According to the Conference Board of Canada, Vancouver is expected to lead the country in economic growth in 2016 and 2017, partly due to activity at Seaspan’s Vancouver Shipyards.
Seaspan will build up to 17 vessels over the next 10 to 15 years.
The projects announced to date – seven vessels – total about $3.3 billion. The first order was for three 64-metre offshore fisheries science vessels, one offshore oceanographic science vessel, two 175-metre joint support ships and one 150-metre polar icebreaker.
The first of three coast guard offshore fisheries science vessels, the Sir John Franklin, is nearing completion and is expected to hit the water in summer 2017. Work has already started on the second vessel. Winning the contracts required a $155 million modernization at Seapsan’s Vancouver Shipyards. That modernization has resulted in a shift in the way the ships are built, using an assembly line process in which 37 distinct “blocks” are built, assembled into nine major blocks and then pieced together.
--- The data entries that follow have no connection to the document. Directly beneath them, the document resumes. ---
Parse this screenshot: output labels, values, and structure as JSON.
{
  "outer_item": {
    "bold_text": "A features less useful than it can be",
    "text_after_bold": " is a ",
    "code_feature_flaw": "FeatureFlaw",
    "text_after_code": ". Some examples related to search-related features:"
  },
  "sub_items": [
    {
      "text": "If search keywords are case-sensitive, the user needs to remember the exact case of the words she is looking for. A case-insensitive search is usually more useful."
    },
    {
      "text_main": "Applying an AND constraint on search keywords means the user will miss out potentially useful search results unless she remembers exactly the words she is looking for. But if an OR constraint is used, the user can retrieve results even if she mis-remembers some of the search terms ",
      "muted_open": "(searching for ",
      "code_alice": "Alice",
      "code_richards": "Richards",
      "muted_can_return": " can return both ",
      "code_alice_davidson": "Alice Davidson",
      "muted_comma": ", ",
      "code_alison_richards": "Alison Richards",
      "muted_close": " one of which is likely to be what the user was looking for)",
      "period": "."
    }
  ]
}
“This is the modern shipbuilding approach,” Carter said. “It’s a departure from what Canada’s done in the past. And the national shipbuilding strategy is what allows for this to happen because we have a stable and predictable backlog of work.”
Before the expansion, Seaspan employed 150 tradespeople and a 50-person management team. Since 2012, the company has hired 375 management staff and 400 new trade workers.
“We pressed ‘go’ on February 14, 2012, and we’ve hired 775 people since then,” Carter said.
Through the NSPS, the federal government hopes not only to build ships, but also to rebuild Canada’s shipbuilding industry.
“There will be a point in time, probably after the icebreaker, in which about half our capacity will be dedicated to the federal fleet renewal, and then the other half will be available for either commercial sale or possibly an export of a ship that we built for the government of Canada to another government,” Carter said. “Our goal, as a non-combat shipbuilder, is to create a sustainable business that doesn’t rely entirely on the government shipbuilding work to be successful.”
But Allan said Canadian shipbuilders face some pretty stiff competition. Canada is a small domestic market. There are only so many ships that federal or provincial governments need.
And while the NSPS may be good for Irving and Seaspan, Allan thinks it’s a stretch to think that it will rebuild Canada’s shipbuilding industry when Canadian shipbuilders are competing with countries like South Korea and Turkey. “Our Turkish client, building 25 tugs a year, [is] an absolute production machine, and they do superb work,” he said. “Yes, their labour costs are less expensive than here, but the quality of work that they do is second to none. It’s as good as I’ve seen anywhere in the world, and so why would you go anywhere else?”